Re: Nuendo vs Protools

Post autor: AdamZ » piątek 04 maja 2007, 11:05


Trzeba powiedzieć więcej i dobitniej: NIE MA CZEGOŚ TAKIEGO JAK "ALGORYTMY SUMUJĄCE". To jest bzdura na resorach wymyślona przez ludzi, którzy są totalnymi ignorantami jeśli chodzi o zasady działania procesorów i o programowanie.
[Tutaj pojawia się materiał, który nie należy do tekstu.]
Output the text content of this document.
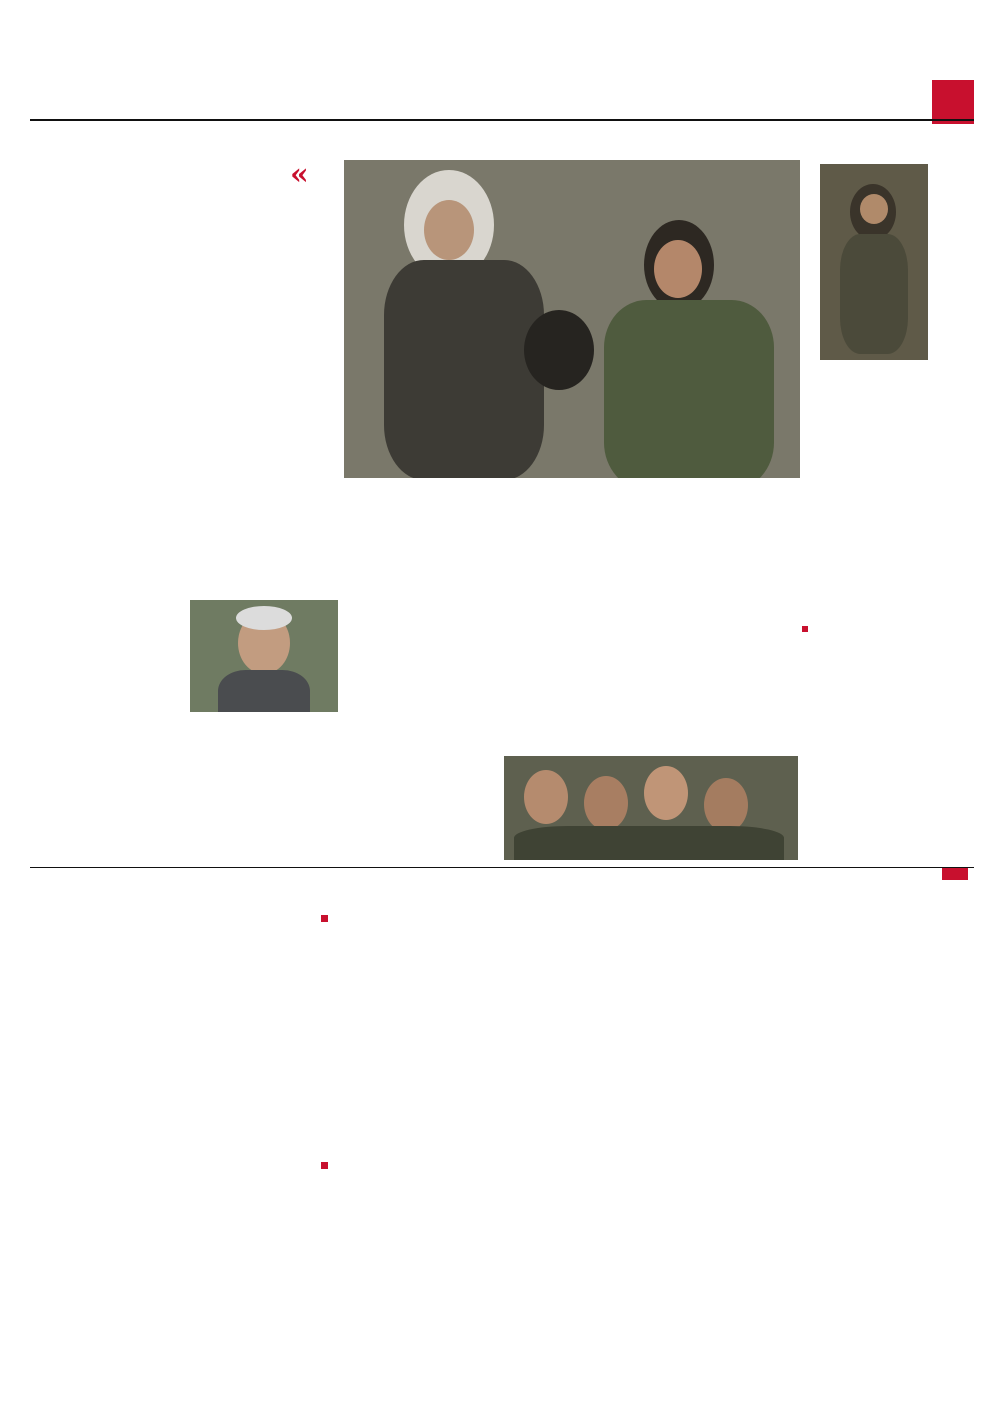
»
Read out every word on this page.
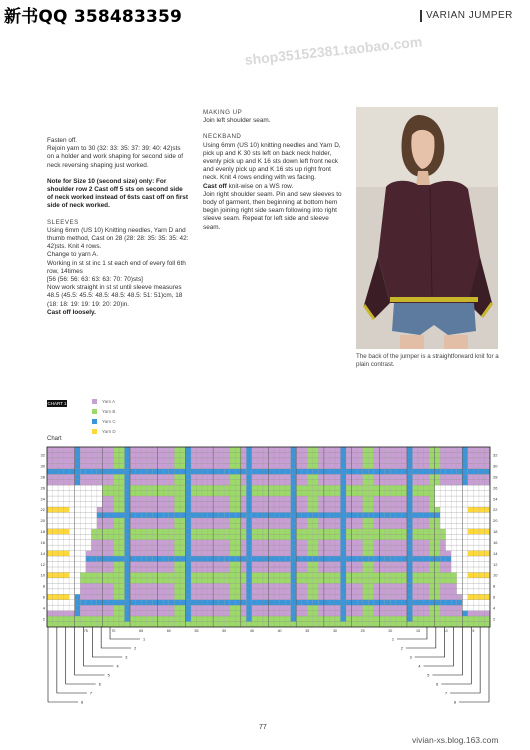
新书QQ 358483359	VARIAN JUMPER
shop35152381.taobao.com

Fasten off.
Rejoin yarn to 30 (32: 33: 35: 37: 39: 40: 42)sts on a holder and work shaping for second side of neck reversing shaping just worked.

Note for Size 10 (second size) only: For shoulder row 2 Cast off 5 sts on second side of neck worked instead of 6sts cast off on first side of neck worked.

SLEEVES
Using 6mm (US 10) Knitting needles, Yarn D and thumb method, Cast on 28 (28: 28: 35: 35: 35: 42: 42)sts. Knit 4 rows.
Change to yarn A.
Working in st st inc 1 st each end of every foll 6th row, 14times
[56 (56: 56: 63: 63: 63: 70: 70)sts]
Now work straight in st st until sleeve measures 48.5 (45.5: 45.5: 48.5: 48.5: 48.5: 51: 51)cm, 18 (18: 18: 19: 19: 19: 20: 20)in.
Cast off loosely.

MAKING UP
Join left shoulder seam.

NECKBAND
Using 6mm (US 10) knitting needles and Yarn D, pick up and K 30 sts left on back neck holder, evenly pick up and K 16 sts down left front neck and evenly pick up and K 16 sts up right front neck. Knit 4 rows ending with ws facing.
Cast off knit-wise on a WS row.
Join right shoulder seam. Pin and sew sleeves to body of garment, then beginning at bottom hem begin joining right side seam following into right sleeve seam. Repeat for left side and sleeve seam.

The back of the jumper is a straightforward knit for a plain contrast.
CHART 1	Yarn A
Yarn B
Yarn C
Yarn D
Chart
2	2
4	4
6	6
8	8
10	10
12	12
14	14
16	16
18	18
20	20
22	22
24	24
26	26
28	28
30	30
32	32
75	70	65	60	55	50	45	40	35	30	25	20	15	10	5
1	1
2	2
3	3
4	4
5	5
6	6
7	7
8	8
77
vivian-xs.blog.163.com
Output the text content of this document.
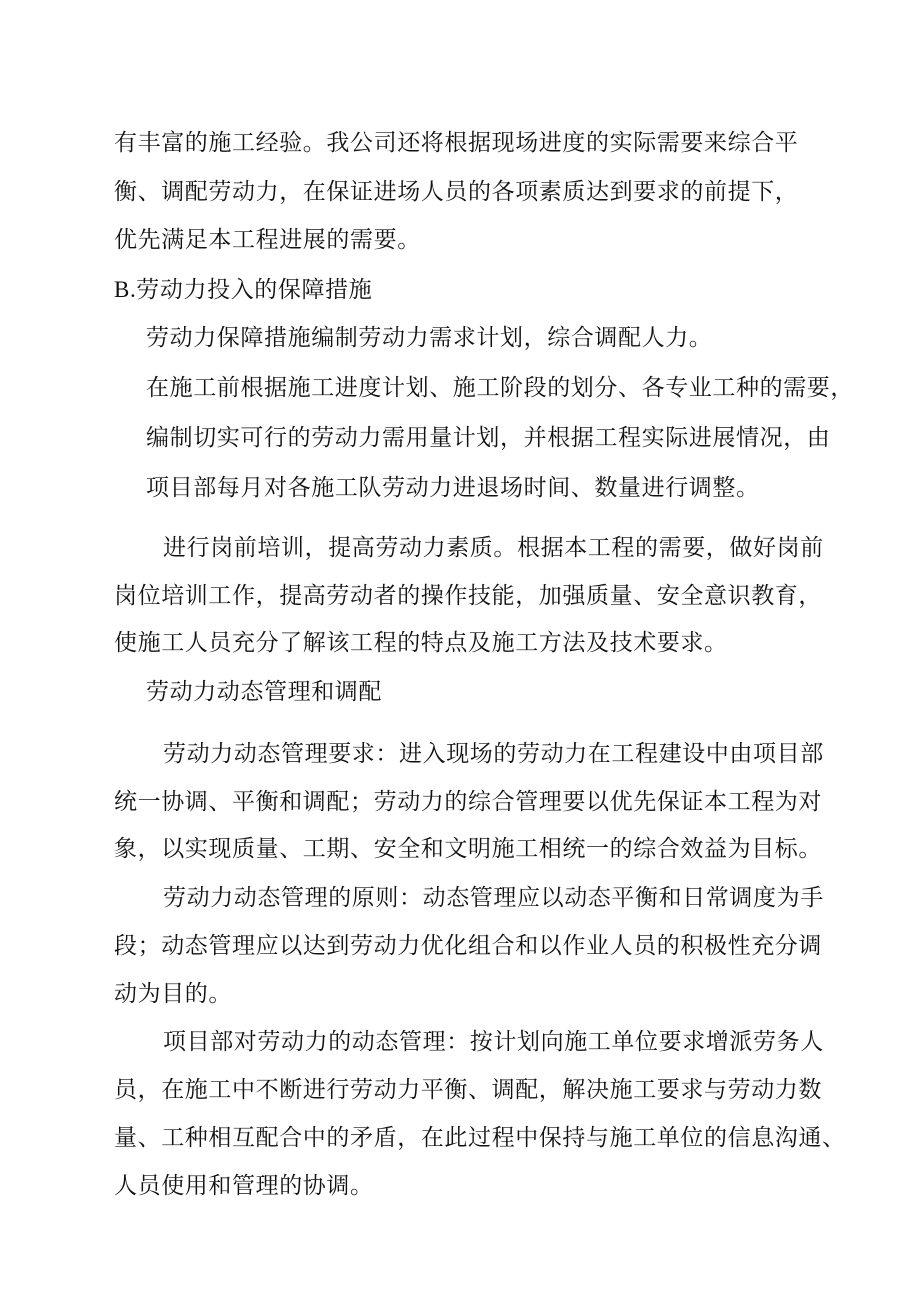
有丰富的施工经验。我公司还将根据现场进度的实际需要来综合平
衡、调配劳动力，在保证进场人员的各项素质达到要求的前提下，
优先满足本工程进展的需要。
B.劳动力投入的保障措施
劳动力保障措施编制劳动力需求计划，综合调配人力。
在施工前根据施工进度计划、施工阶段的划分、各专业工种的需要，
编制切实可行的劳动力需用量计划，并根据工程实际进展情况，由
项目部每月对各施工队劳动力进退场时间、数量进行调整。
进行岗前培训，提高劳动力素质。根据本工程的需要，做好岗前
岗位培训工作，提高劳动者的操作技能，加强质量、安全意识教育，
使施工人员充分了解该工程的特点及施工方法及技术要求。
劳动力动态管理和调配
劳动力动态管理要求：进入现场的劳动力在工程建设中由项目部
统一协调、平衡和调配；劳动力的综合管理要以优先保证本工程为对
象，以实现质量、工期、安全和文明施工相统一的综合效益为目标。
劳动力动态管理的原则：动态管理应以动态平衡和日常调度为手
段；动态管理应以达到劳动力优化组合和以作业人员的积极性充分调
动为目的。
项目部对劳动力的动态管理：按计划向施工单位要求增派劳务人
员，在施工中不断进行劳动力平衡、调配，解决施工要求与劳动力数
量、工种相互配合中的矛盾，在此过程中保持与施工单位的信息沟通、
人员使用和管理的协调。
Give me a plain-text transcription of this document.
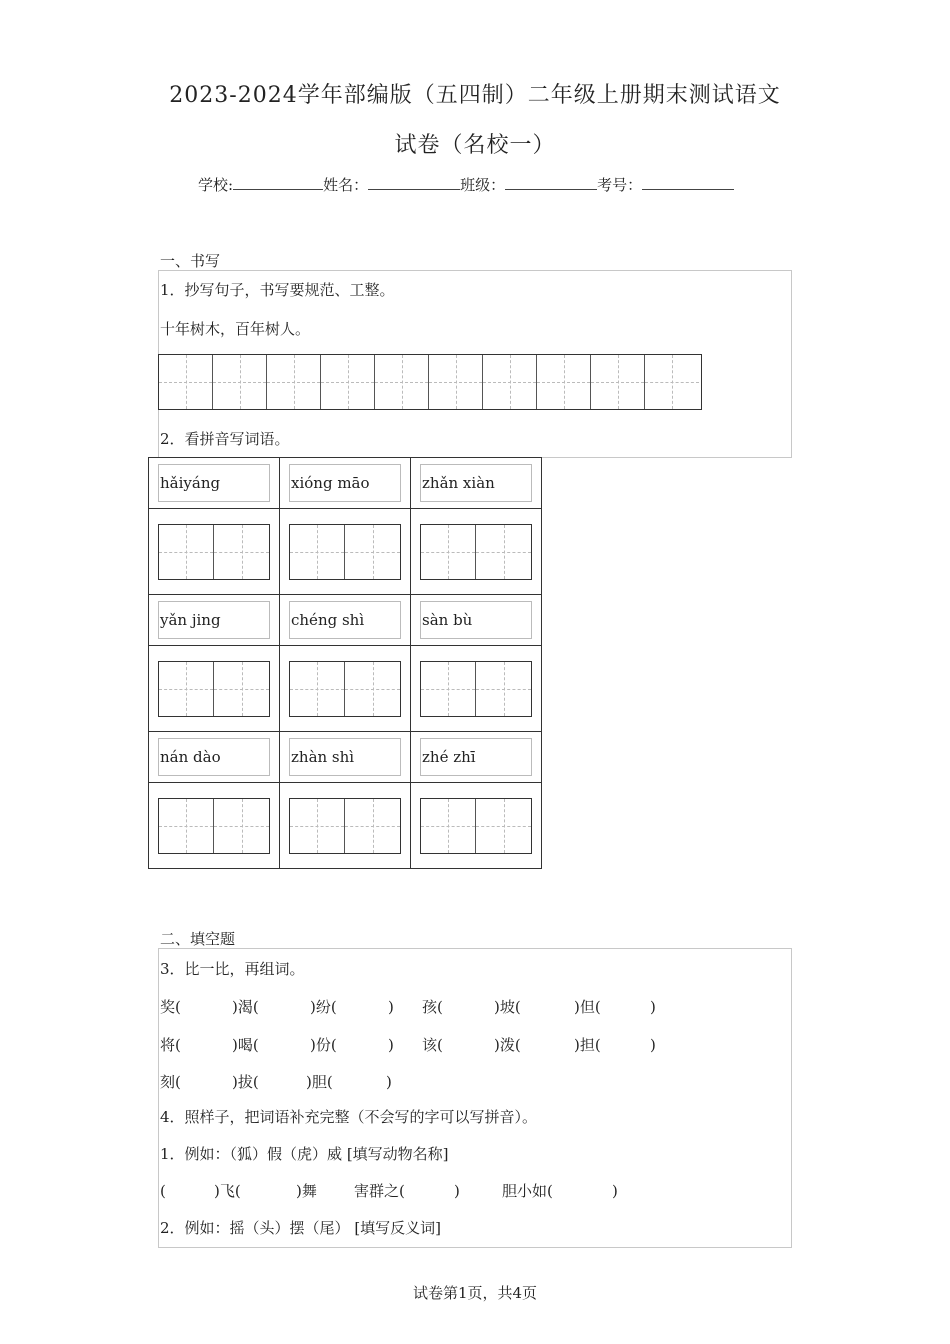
2023-2024学年部编版（五四制）二年级上册期末测试语文
试卷（名校一）
学校:	姓名：	班级：	考号：
一、书写
1．抄写句子，书写要规范、工整。
十年树木，百年树人。
2．看拼音写词语。
hǎiyáng	xióng māo	zhǎn xiàn

yǎn jing	chéng shì	sàn bù

nán dào	zhàn shì	zhé zhī

二、填空题
3．比一比，再组词。
奖(	)渴(	)纷(	) 孩(	)坡(	)但(	)
将(	)喝(	)份(	) 该(	)泼(	)担(	)
刻(	)拔(	)胆(	)
4．照样子，把词语补充完整（不会写的字可以写拼音）。
1．例如：（狐）假（虎）威 [填写动物名称]
(	)飞(	)舞 害群之(	)	胆小如(	)
2．例如：摇（头）摆（尾） [填写反义词]
试卷第1页，共4页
WSZYSTKIE PROGRAMY DAW WYKONUJĄ DOKŁADNIE TAKIE SAMO ZWYKŁE DODAWANIE. Można matematycznie udowodnić, że każdy inny sposób połączenia śladów byłby błędny z technicznego punktu widzenia i prowadziłby do mniej lub bardziej słyszalnych zniekształceń. Proszę więc przestać powtarzać tę piramidalną bzdurę....
**********************


Amen :)
AdromedaA6|Prophet'08|MinimoogVoyager|Virus TI|Roland:D550|JX-8P|Juno-106|αJuno1|JP8000|JD800|R-8M|Yamaha: EX5|TX7|CS-30|KORG: Poly800|microKORG|Monotron|POLY-61|Teisco60F|S.BassStation|DrumStation2|Waldorf Pulse, MFB502, Matrix1000...

Pająk
Posty:175
Rejestracja:wtorek 01 maja 2007, 00:00

Re: Nuendo vs Protools

Post autor: Pająk » piątek 04 maja 2007, 11:21

Wreszcie na temat. dzięki chłopaki.
Możecie mi polecić dobrej klasy przetwornik 8,16 in, 8,16 out lub 8,16 in/out przez adat który będzie wart tych pieniędzy...??

Pająk
Posty:175
Rejestracja:wtorek 01 maja 2007, 00:00

Re: Nuendo vs Protools

Post autor: Pająk » piątek 04 maja 2007, 11:28


A co do tego, dla czego PT jest tak potwornie drogi... płacisz nie za program, a za wewnętrzne karty DSP (bodajże 7000 euro/sztuka) odpowiadające za miks i obróbkę sygnału
Pozdrawiam....
**********************
Właśnie! Jak te karty odpowiadają za miks???

Awatar użytkownika
preceli
Posty:2452
Rejestracja:poniedziałek 06 gru 2004, 00:00

Re: Nuendo vs Protools

Post autor: preceli » piątek 04 maja 2007, 11:29

...Wreszcie na temat. dzięki chłopaki

Lepiej popatrz ile to już razy było na ten temat, niezmiennie tak samo. I zacznij może już wreszcie czytać tę EiS.

...Możecie mi polecić dobrej klasy przetwornik 8,16 in, 8,16 out lub 8,16 in/out przez adat który będzie wart tych pieniędzy...??...

Też już było, wiele razy.
[addsig]
Wiedza zawsze ileś tam kosztuje, głupoty i niewiedzy nie da się oszacować.